In middle school, he remembers his beautiful cousin who turned the heads of many young men. The father sent her to her husband's home far away from where they lived. The day before the marriage she took the middle school cousin and went up the mountain behind the house with a bundle wrapped in cloth. In a quiet cozy area, she undid her bundle removed notebooks, picture albums, and piles of letters. She began very slowly to burn each piece. She never looked at him, and he turned his eyes away looking at the autumn sun shinning in the distant river. The ashes the wind did not blow away, she buried very carefully in the earth.
There is a time for leave-taking: to leave what you have become accustomed to, the comfortable, things you want to do, and those you love. The writer returned home over 20 years ago, to his Father's house. He has been getting rid of much of his old baggage, but he still hears the call of the sirens of things he left behind. He has lost some of the happiness he once possessed, and is not as faithful in doing what he knows he should be doing. He knows keeping both village and God both in view are difficult.
With the beginning of the New Year, he wants help in doing what his cousin did: 'burning' the things that need to be left behind.

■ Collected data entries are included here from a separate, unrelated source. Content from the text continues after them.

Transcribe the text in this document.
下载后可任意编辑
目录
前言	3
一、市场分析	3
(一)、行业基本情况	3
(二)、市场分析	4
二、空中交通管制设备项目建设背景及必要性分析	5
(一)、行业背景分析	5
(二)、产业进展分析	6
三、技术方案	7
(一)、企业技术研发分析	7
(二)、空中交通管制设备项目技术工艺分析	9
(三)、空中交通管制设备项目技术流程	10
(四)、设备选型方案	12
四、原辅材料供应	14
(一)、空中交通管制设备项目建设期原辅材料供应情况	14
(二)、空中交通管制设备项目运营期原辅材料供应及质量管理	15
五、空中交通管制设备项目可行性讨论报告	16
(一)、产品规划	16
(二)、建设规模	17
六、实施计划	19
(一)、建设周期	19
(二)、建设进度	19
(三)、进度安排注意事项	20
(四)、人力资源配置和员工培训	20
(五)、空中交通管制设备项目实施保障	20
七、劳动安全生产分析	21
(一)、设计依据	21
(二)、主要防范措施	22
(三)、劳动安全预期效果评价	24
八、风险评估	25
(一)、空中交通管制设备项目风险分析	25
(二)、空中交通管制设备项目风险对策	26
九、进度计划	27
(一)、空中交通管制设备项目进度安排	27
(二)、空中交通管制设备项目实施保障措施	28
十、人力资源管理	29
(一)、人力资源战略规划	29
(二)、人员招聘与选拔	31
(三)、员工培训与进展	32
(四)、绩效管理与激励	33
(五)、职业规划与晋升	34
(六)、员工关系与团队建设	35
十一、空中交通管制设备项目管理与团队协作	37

He remembers a foreign missionary, still having difficulty with the language, tell his parishioners: " The worn out year has gone, and we have the new year. The year we have grown fond of has callously left us. The gone year has gone, let us forget the old year along with the hatred, the scars and the things we made seem important. Let us make plans to be happy living in the new year. The new year is what is important. Let us always stay awake and let us not tremble. Let us forget the old times. When you put your hand to the plow, and you continue to look behind, you could find yourself going to another village."